Cosets and Quotients

A (left) coset of a group $G$ is some subset $C \subset G$ such that $\forall a \in G, b \in C$ we have that $ab \in C$. Similarly, a right coset is defined a subset for which the rule is $ba \in C$.

Note that if a group is commutative, the definitions coincide, and we can speak about cosets without distinguishing the left-iness or the right-iness. An interesting operation using this coset structure would be $(g_1H)(g_2H) = g_1g_2 H$, where $g_1H$ and $g_2H$ are two cosets induced by $H$. Let us expand this definition to see what it implies. \(\begin{align*} \forall h_1, h_2 \in H, (g_1g_2H) &= (g_1H)(g_2H) = (g_1h_1 H)(g_2h_2 H) = (g_1h_1g_2h_2)H \\ \implies& (g_1g_2)^{-1}(g_1h_1g_2h_2) \in H \\ \implies& (g_2^{-1}h_1g_2h_2) \in H \end{align*}\)

In particular, we require that $g_2^{-1}h_1g_2 \in H$ for all $g_2 \in G, h_1 \in H$ for this operation to be well-defined. We call this condition Normality, and we denote a (sub)group that obeys this rule a normal (sub)group.

This is precisely the structure we need to define a group quotient, which is a way of dividing a group. Intuitively, given a normal subgroup $H \subset G$, we can define a new group $G/H$ where every element is then taken ‘modulo’ $H$. Normalilty means that the natural group operation is well-defined, so we can justify the following definition.

Given a group $G$ and a normal subgroup $H \in G$. Then, we define the group quotient $G/H$ as a new group where
  1. $G/H = \{ H, a_1 + H, a_2 + H, \cdots \}$ are the elements
  2. The group operation $\circ'$ is defined as $(g_1H)(g_2H) := (g_1g_2)H$.

Homomorphisms

The other natural operation on groups is to define mappings between them. In particular, we are interested in mappings that preserve the group-iness i.e. mappings between sets are not all too interesting. This gives us a very natural definition.

A group homomorphism $f: (G,+) \rightarrow (H, \circ)$ is a mapping between two groups such that $f(a + b) = f(a) \circ f(b)$.

In particular, preserves the group structure since it (intuitively) translates the group nature of $G$ into that of $H$. Whenever $f$ is also a bijection, it is called an isomorphism.

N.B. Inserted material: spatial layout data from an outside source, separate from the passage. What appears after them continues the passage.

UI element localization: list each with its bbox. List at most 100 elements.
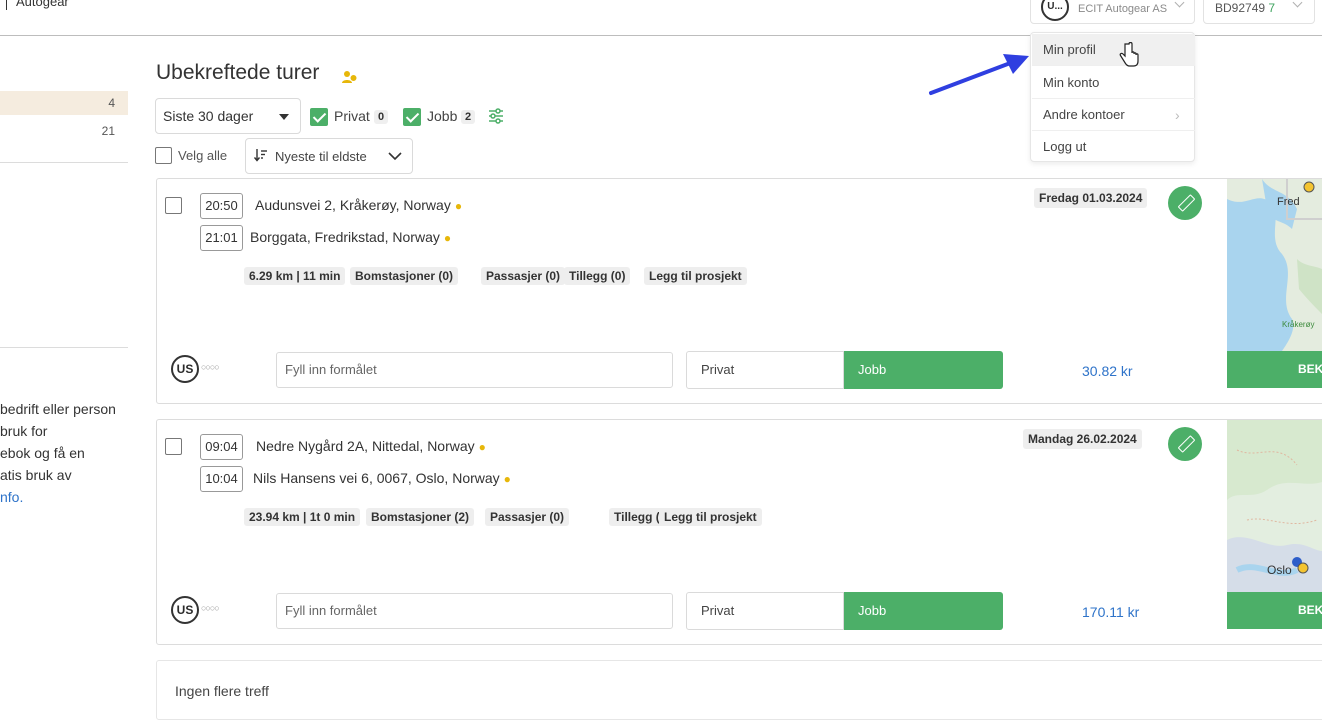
toll-chip[interactable]: Bomstasjoner (2) <box>366 508 475 526</box>
menu-item-andre-kontoer[interactable]: Andre kontoer › <box>1032 99 1195 131</box>
chevron-down-icon <box>1292 0 1303 8</box>
trip-map[interactable]: Oslo <box>1227 420 1322 592</box>
filter-privat-count: 0 <box>374 110 388 124</box>
trip-amount: 30.82 kr <box>1082 363 1133 379</box>
account-company-name: ECIT Autogear AS <box>1078 3 1168 15</box>
tag-icon[interactable]: ● <box>504 472 511 486</box>
add-project-chip[interactable]: Legg til prosjekt <box>644 267 747 285</box>
car-brand-icon: ○○○○ <box>201 603 220 613</box>
chevron-down-icon <box>388 152 402 161</box>
trip-distance-chip: 23.94 km | 1t 0 min <box>244 508 361 526</box>
sidebar-item-count: 21 <box>101 124 115 138</box>
edit-trip-button[interactable] <box>1168 427 1202 461</box>
filter-jobb-label: Jobb <box>427 108 458 124</box>
purpose-input[interactable]: Fyll inn formålet <box>276 352 673 388</box>
tag-icon[interactable]: ● <box>444 231 451 245</box>
trip-type-jobb-button[interactable]: Jobb <box>844 351 1003 389</box>
account-avatar: U... <box>1041 0 1069 21</box>
menu-item-logg-ut[interactable]: Logg ut <box>1032 131 1195 163</box>
car-brand-icon: ○○○○ <box>201 362 220 372</box>
trip-map[interactable]: Fred Kråkerøy <box>1227 179 1322 351</box>
menu-item-label: Andre kontoer <box>1043 107 1125 122</box>
chevron-down-icon <box>1174 0 1185 8</box>
trip-date: Mandag 26.02.2024 <box>1023 429 1142 449</box>
sidebar-divider <box>0 347 128 348</box>
trip-amount: 170.11 kr <box>1082 604 1140 620</box>
trip-type-jobb-button[interactable]: Jobb <box>844 592 1003 630</box>
tag-icon[interactable]: ● <box>455 199 462 213</box>
page-title: Ubekreftede turer <box>156 61 320 84</box>
user-id: BD92749 7 <box>1215 1 1276 15</box>
trip-date: Fredag 01.03.2024 <box>1034 188 1148 208</box>
select-all-checkbox[interactable] <box>155 147 172 164</box>
address-text: Nils Hansens vei 6, 0067, Oslo, Norway <box>253 470 500 486</box>
user-switcher[interactable]: BD92749 7 <box>1203 0 1315 24</box>
filter-privat-checkbox[interactable] <box>310 108 328 126</box>
account-menu: Min profil Min konto Andre kontoer › Log… <box>1030 32 1195 162</box>
sidebar-item-unconfirmed[interactable]: 4 <box>0 91 128 115</box>
trip-end-address: Borggata, Fredrikstad, Norway ● <box>250 229 451 245</box>
passenger-chip[interactable]: Passasjer (0) <box>485 508 570 526</box>
select-all-label: Velg alle <box>178 148 228 163</box>
filter-jobb-checkbox[interactable] <box>403 108 421 126</box>
top-bar: Autogear U... ECIT Autogear AS BD92749 7 <box>0 0 1322 36</box>
promo-link[interactable]: nfo. <box>0 486 130 508</box>
trip-end-address: Nils Hansens vei 6, 0067, Oslo, Norway ● <box>253 470 511 486</box>
chevron-right-icon: › <box>1175 107 1180 123</box>
sidebar-item-second[interactable]: 21 <box>0 119 128 143</box>
extras-chip[interactable]: Tillegg (0) <box>564 267 631 285</box>
tag-icon[interactable]: ● <box>479 440 486 454</box>
us-logo: US <box>171 355 199 383</box>
confirm-trip-button[interactable]: BEK <box>1227 351 1322 388</box>
us-logo: US <box>171 596 199 624</box>
toll-chip[interactable]: Bomstasjoner (0) <box>350 267 459 285</box>
map-label: Kråkerøy <box>1282 320 1314 329</box>
caret-down-icon <box>279 114 289 120</box>
trip-end-time: 21:01 <box>200 225 243 251</box>
period-select[interactable]: Siste 30 dager <box>155 98 301 134</box>
trip-select-checkbox[interactable] <box>165 197 182 214</box>
trip-select-checkbox[interactable] <box>165 438 182 455</box>
trip-card: 20:50 Audunsvei 2, Kråkerøy, Norway ● 21:… <box>156 178 1322 404</box>
trip-start-address: Nedre Nygård 2A, Nittedal, Norway ● <box>256 438 486 454</box>
sort-icon <box>254 149 267 162</box>
sidebar-promo-text: bedrift eller person bruk for ebok og få… <box>0 398 130 508</box>
confirm-trip-button[interactable]: BEK <box>1227 592 1322 629</box>
map-label: Fred <box>1277 196 1300 208</box>
trip-start-address: Audunsvei 2, Kråkerøy, Norway ● <box>255 197 462 213</box>
map-graphic: Oslo <box>1227 420 1322 592</box>
passenger-chip[interactable]: Passasjer (0) <box>481 267 566 285</box>
sidebar-item-count: 4 <box>108 96 115 110</box>
address-text: Borggata, Fredrikstad, Norway <box>250 229 440 245</box>
add-project-chip[interactable]: Legg til prosjekt <box>659 508 762 526</box>
address-text: Nedre Nygård 2A, Nittedal, Norway <box>256 438 475 454</box>
filter-privat-label: Privat <box>334 108 370 124</box>
address-text: Audunsvei 2, Kråkerøy, Norway <box>255 197 451 213</box>
menu-item-min-konto[interactable]: Min konto <box>1032 67 1195 99</box>
trip-type-privat-button[interactable]: Privat <box>686 592 844 630</box>
sliders-icon[interactable] <box>488 108 504 124</box>
no-more-results: Ingen flere treff <box>156 660 1322 720</box>
edit-trip-button[interactable] <box>1168 186 1202 220</box>
annotation-arrow-icon <box>929 54 1029 95</box>
trip-end-time: 10:04 <box>200 466 243 492</box>
brand-logo[interactable]: Autogear <box>6 0 69 10</box>
map-label: Oslo <box>1267 563 1292 577</box>
map-graphic: Fred Kråkerøy <box>1227 179 1322 351</box>
promo-line: ebok og få en <box>0 445 85 461</box>
sort-select-value: Nyeste til eldste <box>275 149 367 164</box>
promo-line: atis bruk av <box>0 467 72 483</box>
users-icon <box>342 71 358 83</box>
promo-line: bedrift eller person <box>0 401 116 417</box>
account-switcher[interactable]: U... ECIT Autogear AS <box>1030 0 1195 24</box>
sort-select[interactable]: Nyeste til eldste <box>245 138 413 174</box>
trip-distance-chip: 6.29 km | 11 min <box>244 267 346 285</box>
menu-item-min-profil[interactable]: Min profil <box>1032 34 1195 66</box>
trip-type-privat-button[interactable]: Privat <box>686 351 844 389</box>
trip-start-time: 09:04 <box>200 434 243 460</box>
purpose-input[interactable]: Fyll inn formålet <box>276 593 673 629</box>
no-more-results-text: Ingen flere treff <box>175 683 269 699</box>
period-select-value: Siste 30 dager <box>163 108 254 124</box>
trip-start-time: 20:50 <box>200 193 243 219</box>
sidebar-divider <box>0 162 128 163</box>
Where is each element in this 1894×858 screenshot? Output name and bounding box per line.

When two groups $G,H$ are isomorphic, we denote it as $G \cong H$. Intuitively, we can consider them both as equivalent. however disparate their actual structure.

Funnily enough, both quotient-ing and homomorphisms are quite related, at least by the first Isomorphism Theorem.

Let $f: G \rightarrow H$ be a group homomorphism. Then, we have the following.
  1. Let the kernel of $f$ be the set of elements of $G$ mapped to the identity element of $H$, defined as $ker(f) = \{ g \in G : f(g) = e_H \}$. Then, $ker(f)$ is a normal subgroup of $G$.
  2. $G / ker(f) \cong Image(f)$. In particular, if $f$ is surjective, $Im(f) = H$ and we have $G\ker(f) \cong H$.

In summary, a homomorphism induces a normal subgroup (the kernel of this homomorphism), and modulo this subgroup, we get back (more or less) $H$. To be specific, we get back something that is isomorphic to $H$.